However, with blobs, analysis doesn't always know where to start, so you may need to kick things off with `vw.makeCode()` or `vw.makeFunction()`::

    In [11]: len(vw.getLocations())                                                                                                                                                                                                              
    Out[11]: 0x0

    In [12]: vw.makeFunction(0x20000000)

If you want to specify a particular architecture, provide it as part of the call to `vw.makeFunction()`::

    In [12]: vw.makeFunction(0x20000000, arch=envi.ARCH_ARMV7)


For `ihex` and `srec` the process is simpler.  Since both provide address information as well as the possibility of starting code, you need only ensure the architecture is correct::

    In [6]: vw = vivisect.VivWorkspace()                                                                                                                                                                                                         

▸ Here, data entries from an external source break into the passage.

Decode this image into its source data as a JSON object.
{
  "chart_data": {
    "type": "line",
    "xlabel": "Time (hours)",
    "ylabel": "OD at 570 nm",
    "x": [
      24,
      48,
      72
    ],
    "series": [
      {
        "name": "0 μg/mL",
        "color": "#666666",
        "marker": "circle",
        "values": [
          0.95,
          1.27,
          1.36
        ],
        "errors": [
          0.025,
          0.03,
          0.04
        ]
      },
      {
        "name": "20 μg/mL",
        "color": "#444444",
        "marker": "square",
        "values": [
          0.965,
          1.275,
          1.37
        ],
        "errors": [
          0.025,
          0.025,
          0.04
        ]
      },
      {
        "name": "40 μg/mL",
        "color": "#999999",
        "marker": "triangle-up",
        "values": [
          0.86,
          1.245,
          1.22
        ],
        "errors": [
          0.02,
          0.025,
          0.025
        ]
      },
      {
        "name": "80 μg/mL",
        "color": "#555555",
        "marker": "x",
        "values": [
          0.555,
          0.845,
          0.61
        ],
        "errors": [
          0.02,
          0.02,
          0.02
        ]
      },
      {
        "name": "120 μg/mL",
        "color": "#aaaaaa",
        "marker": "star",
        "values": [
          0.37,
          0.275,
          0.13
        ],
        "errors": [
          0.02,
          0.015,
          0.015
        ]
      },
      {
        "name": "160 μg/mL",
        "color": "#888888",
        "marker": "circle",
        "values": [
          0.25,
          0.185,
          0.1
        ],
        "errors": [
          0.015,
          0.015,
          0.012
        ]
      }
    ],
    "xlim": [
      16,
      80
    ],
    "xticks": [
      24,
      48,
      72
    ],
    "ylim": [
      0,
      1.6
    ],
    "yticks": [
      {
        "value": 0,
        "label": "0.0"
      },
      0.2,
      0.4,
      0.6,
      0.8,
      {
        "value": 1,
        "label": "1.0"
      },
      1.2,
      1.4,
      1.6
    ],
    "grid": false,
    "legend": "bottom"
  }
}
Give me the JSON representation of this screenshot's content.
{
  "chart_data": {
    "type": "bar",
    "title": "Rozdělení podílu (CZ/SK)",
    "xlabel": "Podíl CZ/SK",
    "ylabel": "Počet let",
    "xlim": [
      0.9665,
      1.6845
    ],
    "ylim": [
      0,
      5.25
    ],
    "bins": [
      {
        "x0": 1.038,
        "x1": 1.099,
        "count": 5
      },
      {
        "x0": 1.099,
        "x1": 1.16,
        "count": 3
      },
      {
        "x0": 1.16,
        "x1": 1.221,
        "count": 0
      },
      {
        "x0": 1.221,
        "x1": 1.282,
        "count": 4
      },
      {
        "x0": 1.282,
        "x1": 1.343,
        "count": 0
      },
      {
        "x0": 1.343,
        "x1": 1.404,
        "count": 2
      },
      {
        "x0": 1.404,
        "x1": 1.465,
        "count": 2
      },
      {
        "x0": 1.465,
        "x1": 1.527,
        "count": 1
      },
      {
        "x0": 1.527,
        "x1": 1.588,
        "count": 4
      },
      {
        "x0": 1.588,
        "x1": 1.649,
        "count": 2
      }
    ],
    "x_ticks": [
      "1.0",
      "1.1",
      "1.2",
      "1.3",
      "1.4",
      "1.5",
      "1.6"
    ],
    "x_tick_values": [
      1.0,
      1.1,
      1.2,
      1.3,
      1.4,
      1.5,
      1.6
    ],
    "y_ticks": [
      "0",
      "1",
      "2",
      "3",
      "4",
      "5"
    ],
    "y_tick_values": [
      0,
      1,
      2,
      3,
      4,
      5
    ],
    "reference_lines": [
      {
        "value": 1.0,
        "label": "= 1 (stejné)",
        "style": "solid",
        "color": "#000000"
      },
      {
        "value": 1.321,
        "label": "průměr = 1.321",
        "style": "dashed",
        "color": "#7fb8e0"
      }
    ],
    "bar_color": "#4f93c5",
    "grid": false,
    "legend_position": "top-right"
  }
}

    In [7]: vw.config.viv.parsers.ihex.arch='arm'

    In [8]: vw.loadFromFile('firmware.blob')

    In [9]: vw.analyze()


Having More Fun with Workspaces
===============================

Vivisect maintains a list of Segments (in some cases, aka "sections"), which you can review like so::

    In [39]: vw.getSegments()                                                                                                          
    Out[39]: [(0x20000000, 0x100000, '20000000', 'firmware')]

Often more importantly, you can inspect the workspace's Memory Maps::

    In [45]: vw.getMemoryMaps()                                                                                                        
    Out[45]: [(0x20000000, 0x100000, 0x7, 'firmware')]

And if you provide an address to the "singular" form, Vivisect will return the map for that particular address::

    In [46]: vw.getMemoryMap(0x20000005)
    Out[46]: (0x20000000, 0x100000, 0x7, 'firmware')